Raw confocal microscopy images were used to get the velocity profile by employing micro-particle image velocimetry. It should be note that we have used blood cells as the tracing particles while the previous micro-PIV studies had employed exogenous particle as the tracing particles. We demonstrated that the micro-PIV of the blood flow in the micro-channel can be performed using the reflectance image of the blood cell instead of using fluorescent micro/nano particles.
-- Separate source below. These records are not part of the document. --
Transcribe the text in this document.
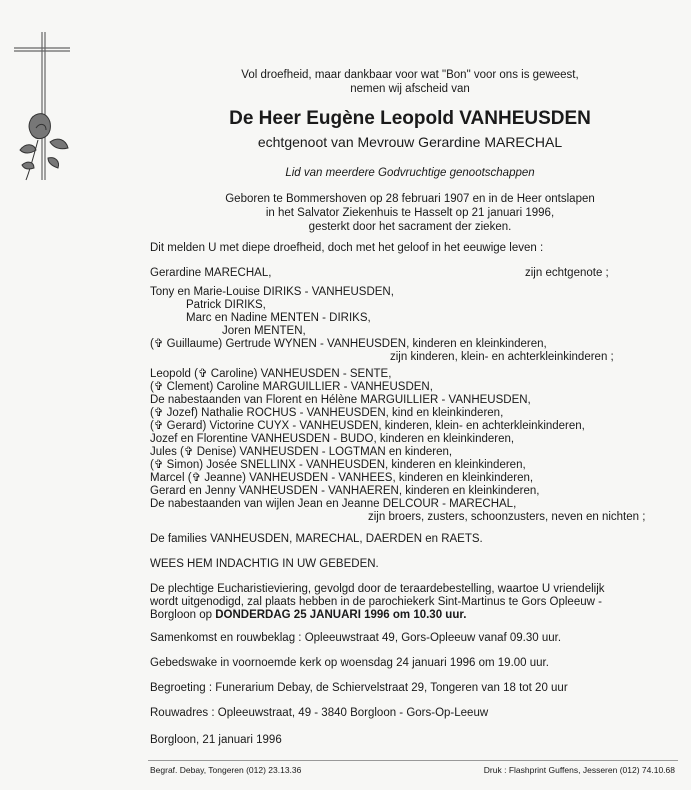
Vol droefheid, maar dankbaar voor wat "Bon" voor ons is geweest,
nemen wij afscheid van
De Heer Eugène Leopold VANHEUSDEN
echtgenoot van Mevrouw Gerardine MARECHAL
Lid van meerdere Godvruchtige genootschappen
Geboren te Bommershoven op 28 februari 1907 en in de Heer ontslapen
in het Salvator Ziekenhuis te Hasselt op 21 januari 1996,
gesterkt door het sacrament der zieken.
Dit melden U met diepe droefheid, doch met het geloof in het eeuwige leven :
Gerardine MARECHAL,	zijn echtgenote ;
Tony en Marie-Louise DIRIKS - VANHEUSDEN,
Patrick DIRIKS,
Marc en Nadine MENTEN - DIRIKS,
Joren MENTEN,
(✞ Guillaume) Gertrude WYNEN - VANHEUSDEN, kinderen en kleinkinderen,
zijn kinderen, klein- en achterkleinkinderen ;
Leopold (✞ Caroline) VANHEUSDEN - SENTE,
(✞ Clement) Caroline MARGUILLIER - VANHEUSDEN,
De nabestaanden van Florent en Hélène MARGUILLIER - VANHEUSDEN,
(✞ Jozef) Nathalie ROCHUS - VANHEUSDEN, kind en kleinkinderen,
(✞ Gerard) Victorine CUYX - VANHEUSDEN, kinderen, klein- en achterkleinkinderen,
Jozef en Florentine VANHEUSDEN - BUDO, kinderen en kleinkinderen,
Jules (✞ Denise) VANHEUSDEN - LOGTMAN en kinderen,
(✞ Simon) Josée SNELLINX - VANHEUSDEN, kinderen en kleinkinderen,
Marcel (✞ Jeanne) VANHEUSDEN - VANHEES, kinderen en kleinkinderen,
Gerard en Jenny VANHEUSDEN - VANHAEREN, kinderen en kleinkinderen,
De nabestaanden van wijlen Jean en Jeanne DELCOUR - MARECHAL,
zijn broers, zusters, schoonzusters, neven en nichten ;
De families VANHEUSDEN, MARECHAL, DAERDEN en RAETS.
WEES HEM INDACHTIG IN UW GEBEDEN.
De plechtige Eucharistieviering, gevolgd door de teraardebestelling, waartoe U vriendelijk
wordt uitgenodigd, zal plaats hebben in de parochiekerk Sint-Martinus te Gors Opleeuw -
Borgloon op DONDERDAG 25 JANUARI 1996 om 10.30 uur.
Samenkomst en rouwbeklag : Opleeuwstraat 49, Gors-Opleeuw vanaf 09.30 uur.
Gebedswake in voornoemde kerk op woensdag 24 januari 1996 om 19.00 uur.
Begroeting : Funerarium Debay, de Schiervelstraat 29, Tongeren van 18 tot 20 uur
Rouwadres : Opleeuwstraat, 49 - 3840 Borgloon - Gors-Op-Leeuw
Borgloon, 21 januari 1996
Begraf. Debay, Tongeren (012) 23.13.36	Druk : Flashprint Guffens, Jesseren (012) 74.10.68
The micro-PIV determined the cross-sectional velocity of the blood suspension. Under the pumping conditions used in this study, the velocity near the center of the channel was measured to be a few hundred ㎛/sec and the velocity near the wall was about tens of ㎛/sec. The velocity of the blood stream in the capillaries of live animals is reported to be in the range of 100 ㎛/sec ~ 1mm/sec. Since the confocal micro-PIV technique used in the study can measure a blood velocity of a few hundreds ㎛/sec, it is expected that the present technique can be applied for the in vivo blood flow measurement in animal capillaries. The velocity of blood cells can be measured as long as the penetration depth of microscopy is not limited.